本当はずっと自分がメインをやりたかったんだろう。
それでも黙っていたのは、眠りこけてて話を全く聞いてなかったから。
「でも……夏維君以外にこの役似合う人っている……?」
小さく、何人かの女子生徒がボヤく。
「なんだよ。俺がいるじゃんか。俺の方が夏維よりも似合うと思うぜ?」
素晴らしいナルシストぶりを発揮する剛君。
クラス中がザワつく。
わずかに重たい空気が流れる。
どこまでナルシストなの?黒崎君よりやっぱ夏維君でしょ。
女子たちのヒソヒソ話が聞こえる。
黒崎がやるくらいなら俺だって…。

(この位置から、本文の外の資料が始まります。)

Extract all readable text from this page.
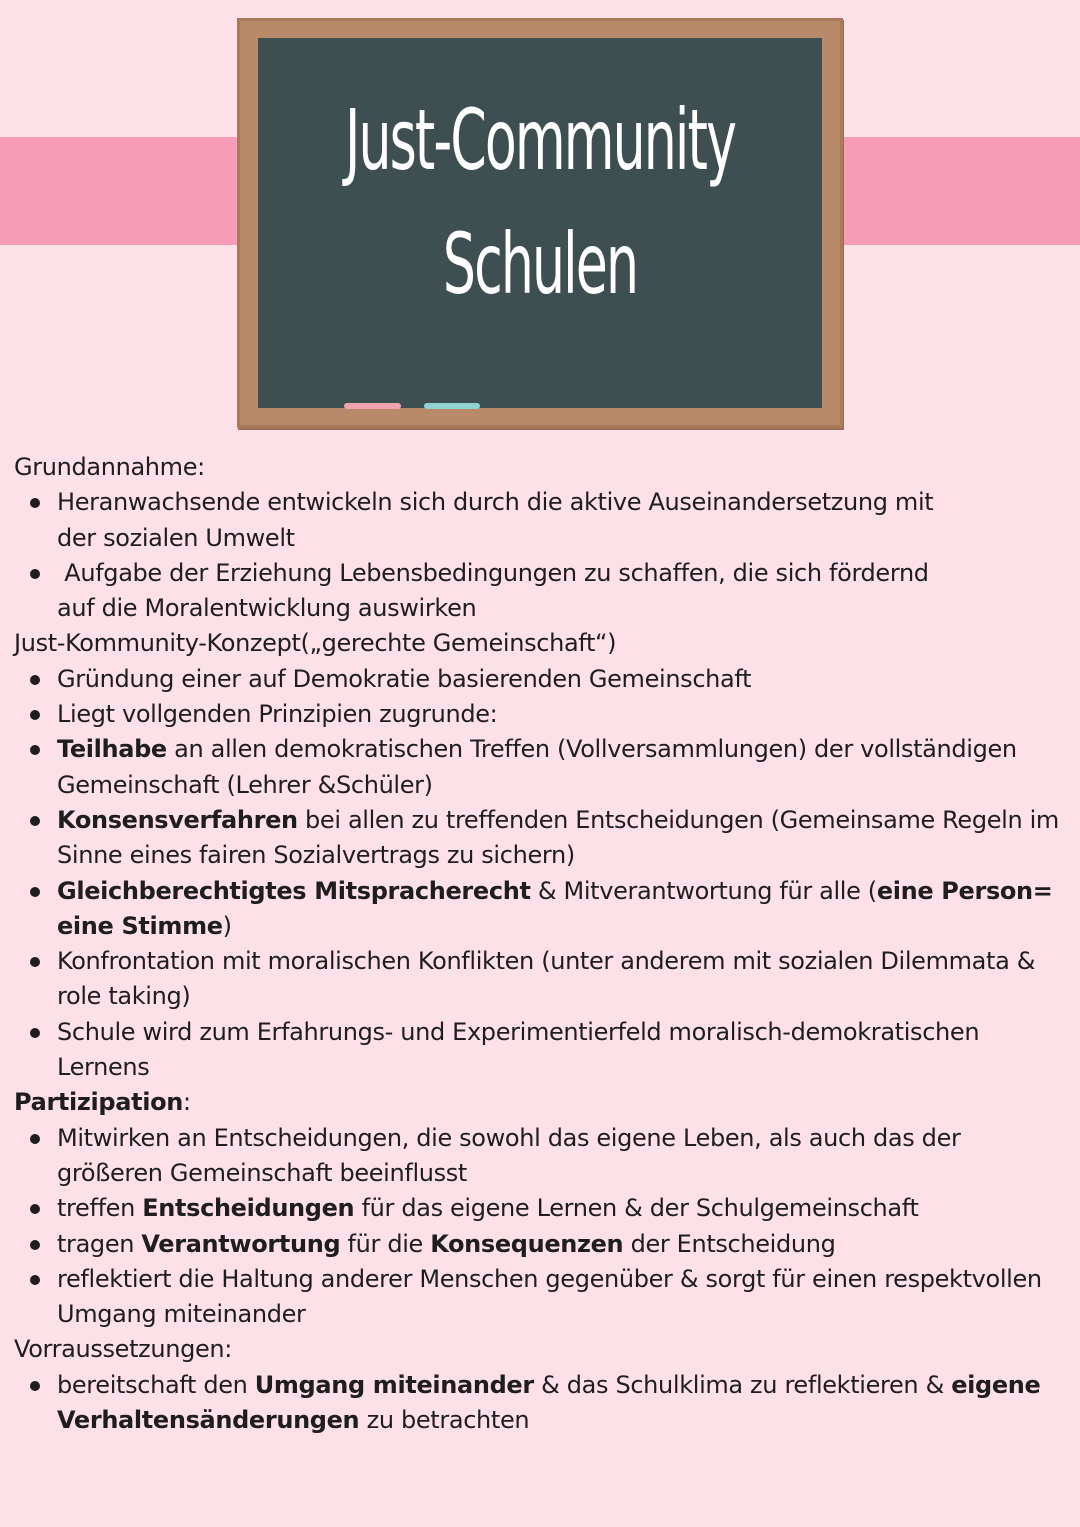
Just-Community
Schulen

Grundannahme:

Heranwachsende entwickeln sich durch die aktive Auseinandersetzung mit der sozialen Umwelt
Aufgabe der Erziehung Lebensbedingungen zu schaffen, die sich fördernd auf die Moralentwicklung auswirken

Just-Kommunity-Konzept(„gerechte Gemeinschaft“)

Gründung einer auf Demokratie basierenden Gemeinschaft
Liegt vollgenden Prinzipien zugrunde:
Teilhabe an allen demokratischen Treffen (Vollversammlungen) der vollständigen Gemeinschaft (Lehrer &Schüler)
Konsensverfahren bei allen zu treffenden Entscheidungen (Gemeinsame Regeln im Sinne eines fairen Sozialvertrags zu sichern)
Gleichberechtigtes Mitspracherecht & Mitverantwortung für alle (eine Person= eine Stimme)
Konfrontation mit moralischen Konflikten (unter anderem mit sozialen Dilemmata & role taking)
Schule wird zum Erfahrungs- und Experimentierfeld moralisch-demokratischen Lernens

Partizipation:

Mitwirken an Entscheidungen, die sowohl das eigene Leben, als auch das der größeren Gemeinschaft beeinflusst
treffen Entscheidungen für das eigene Lernen & der Schulgemeinschaft
tragen Verantwortung für die Konsequenzen der Entscheidung
reflektiert die Haltung anderer Menschen gegenüber & sorgt für einen respektvollen Umgang miteinander

Vorraussetzungen:

bereitschaft den Umgang miteinander & das Schulklima zu reflektieren & eigene Verhaltensänderungen zu betrachten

とひがむ男子。
「えっ!?…な……なんだよ?その反応…!!」
1人あたふたする剛。
…べつに俺じゃなかったら誰でもいいや。
呑気にそう思う夏維。
だが間もなく、この重い空気が一瞬にして変わる。
「だめだよぉ〜?黒崎君はぁ、宣伝係の方にぃ、まわってぇもらわなくちゃぁいけないからぁ。」
それはもちろんこのお方。麻央ちゃん。
この人の突拍子もない言葉しかないでしょう。
クラス一同唖然。気にせずに麻央ちゃんは仰る仰る。ゆうゆうと。
「黒崎君はぁ、宣伝のぉ天才だってぇ聞いたのぉ。だからぁ、メインはぁダメよぉ?」
ね☆というように彼女は剛の方を向いた。
あたりき、剛は赤面。
教室はあっという間に麻央ちゃんワールド。
さっすが俺の彼女。と、麻央ズ彼氏の慧は1人感心中。
そのうち、他の生徒たちも麻央の言葉に頷き始める。
「そういえば私も聞いたことある。」
「俺も。噂で…。」
「去年同じクラスだったけど…確かにたくさんの人を集めてくれたっけ。」
「んじゃさ、いいじゃん。メインは夏維で、宣伝の代表が黒崎。」
「そーだな。それがいい。」
ワイワイワイワイ……♪
本人を完全無視して話を進めるクラスメートたち。
そんな彼らに対し、夏維たちはすでに発言権を失っていた。
というより………
夏維は仕方ない。と諦め、剛は珍しく誉められたからかやる気満々で、かなりノリ気のご様子。
メインが決まればあとは早い。
10分も経たないうちに、他の役割は全て決まった。